In terms of outcome, the presence of “vote cutter” parties appears to have made the election a closer contest than it would have been as a straight fight between two rival alliances. As expected, Chirag Paswan’s Lok Janshakti Party hurt its erstwhile NDA ally, the JDU. Though the LJP won a single seat, it hit JDU in 31 seats, where the votes secured by the LJP were more than the margin of the JDU’s loss. If there is any truth to the claim that the BJP strategically used the LJP to reduce the influence of JDU in the NDA, it was a dangerous ploy, as the results showed. Anxiety was apparent in the second and third phases as the BJP made an extra effort to clear the confusion over the LJP’s presence and more vocally back Nitish as the undisputed leader of future government.
In another realm of party dynamics, the release of captive voters from their conventional citadels is another story of the election. The fact that Asaduddin Owaisi’s All India Majlis-E-Ittehadul Muslimeen could win five seats in the Seemanchal region of northwest Bihar is important as it loosens the grip that the RJD, the Congress and, to an extent, the JDU had over Muslim voters. Along with hitting the RJD in Seemanchal, the AIMIM weaned away JDU support in places such as Kochadhaman in Kishanganj. It, however, remains to be seen if the AIMIM can sustain as a serious political presence in the region, which has a large Muslim population.

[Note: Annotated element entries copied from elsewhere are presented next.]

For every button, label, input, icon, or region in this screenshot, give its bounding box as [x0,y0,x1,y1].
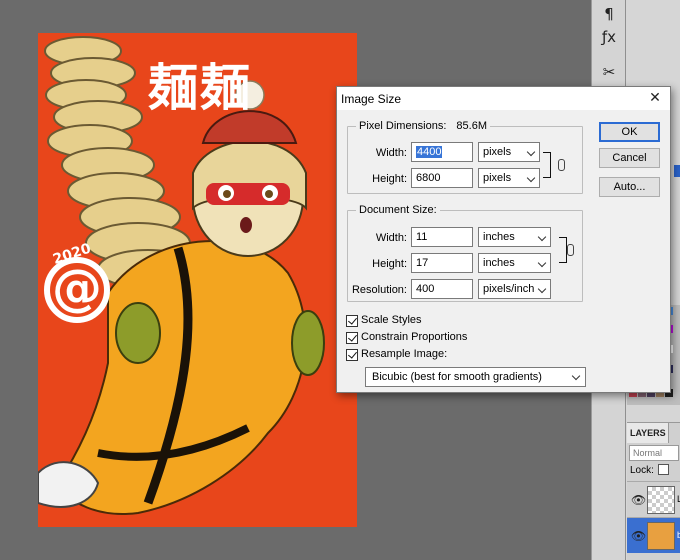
cancel-button[interactable]: Cancel [599,148,660,168]
image-size-dialog: Image Size ✕ Pixel Dimensions: 85.6M Widt… [336,86,671,393]
paragraph-icon[interactable]: ¶ [597,2,621,26]
document-canvas[interactable]: 麺麺 2020 @ [38,33,357,527]
auto-button[interactable]: Auto... [599,177,660,197]
resolution-unit-select[interactable]: pixels/inch [478,279,551,299]
doc-height-input[interactable]: 17 [411,253,473,273]
artwork-title-text: 麺麺 [148,59,252,117]
document-size-label: Document Size: [356,204,440,216]
layer-thumbnail [647,522,675,550]
resolution-input[interactable]: 400 [411,279,473,299]
resample-image-option[interactable]: Resample Image: [346,348,546,362]
artwork-logo: @ [44,257,110,323]
constrain-proportions-label: Constrain Proportions [361,331,468,343]
visibility-eye-icon[interactable]: 👁 [631,529,646,543]
scale-styles-option[interactable]: Scale Styles [346,314,546,328]
doc-height-unit-select[interactable]: inches [478,253,551,273]
wrench-icon[interactable]: ✂ [597,60,621,84]
pixel-height-unit-select[interactable]: pixels [478,168,540,188]
resample-method-select[interactable]: Bicubic (best for smooth gradients) [365,367,586,387]
doc-width-label: Width: [375,232,407,244]
layer-row[interactable]: 👁 L [627,481,680,517]
lock-transparency-icon[interactable] [658,464,669,475]
doc-width-input[interactable]: 11 [411,227,473,247]
layer-row[interactable]: 👁 b [627,517,680,553]
fx-icon[interactable]: ƒx [597,25,621,49]
pixel-height-label: Height: [372,173,407,185]
scale-styles-checkbox[interactable] [346,315,358,327]
doc-width-unit-select[interactable]: inches [478,227,551,247]
doc-height-label: Height: [372,258,407,270]
chain-link-icon [558,159,565,171]
resample-image-checkbox[interactable] [346,349,358,361]
pixel-link-bracket [543,152,551,178]
document-link-bracket [559,237,567,263]
resample-image-label: Resample Image: [361,348,448,360]
layer-thumbnail [647,486,675,514]
constrain-proportions-option[interactable]: Constrain Proportions [346,331,546,345]
resolution-label: Resolution: [351,284,407,296]
pixel-dimensions-value: 85.6M [456,120,487,132]
pixel-dimensions-label: Pixel Dimensions: 85.6M [356,120,490,132]
panel-tab-accent [674,165,680,177]
pixel-height-input[interactable]: 6800 [411,168,473,188]
lock-label: Lock: [630,465,654,476]
tab-layers[interactable]: LAYERS [627,423,669,443]
pixel-width-input[interactable]: 4400 [411,142,473,162]
dialog-title-bar[interactable]: Image Size ✕ [337,87,670,110]
pixel-width-label: Width: [375,147,407,159]
visibility-eye-icon[interactable]: 👁 [631,493,646,507]
constrain-proportions-checkbox[interactable] [346,332,358,344]
layers-panel: LAYERS Normal Lock: 👁 L 👁 b [627,422,680,560]
dialog-title: Image Size [341,92,402,106]
chain-link-icon [567,244,574,256]
blend-mode-select[interactable]: Normal [629,445,679,461]
close-icon[interactable]: ✕ [646,89,664,107]
ok-button[interactable]: OK [599,122,660,142]
pixel-width-unit-select[interactable]: pixels [478,142,540,162]
scale-styles-label: Scale Styles [361,314,422,326]
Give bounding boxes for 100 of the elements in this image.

Having successfully navigated the pitfalls of election, Nitish enters the familiar but challenging turf of governance. While his emphasis on ensuring basic development – roads, electricity, law and order – fulfilled people’s immediate needs, Nitish will now be required to provide for their aspirations. His performance on the former count ensured he retained office, but this close result should alert him to the fact that his new term would be shaped by how he takes the state to the next chapter of the development story. To do so, he will need to clear bottlenecks in implementation and be politically astute enough to build a broader social coalition.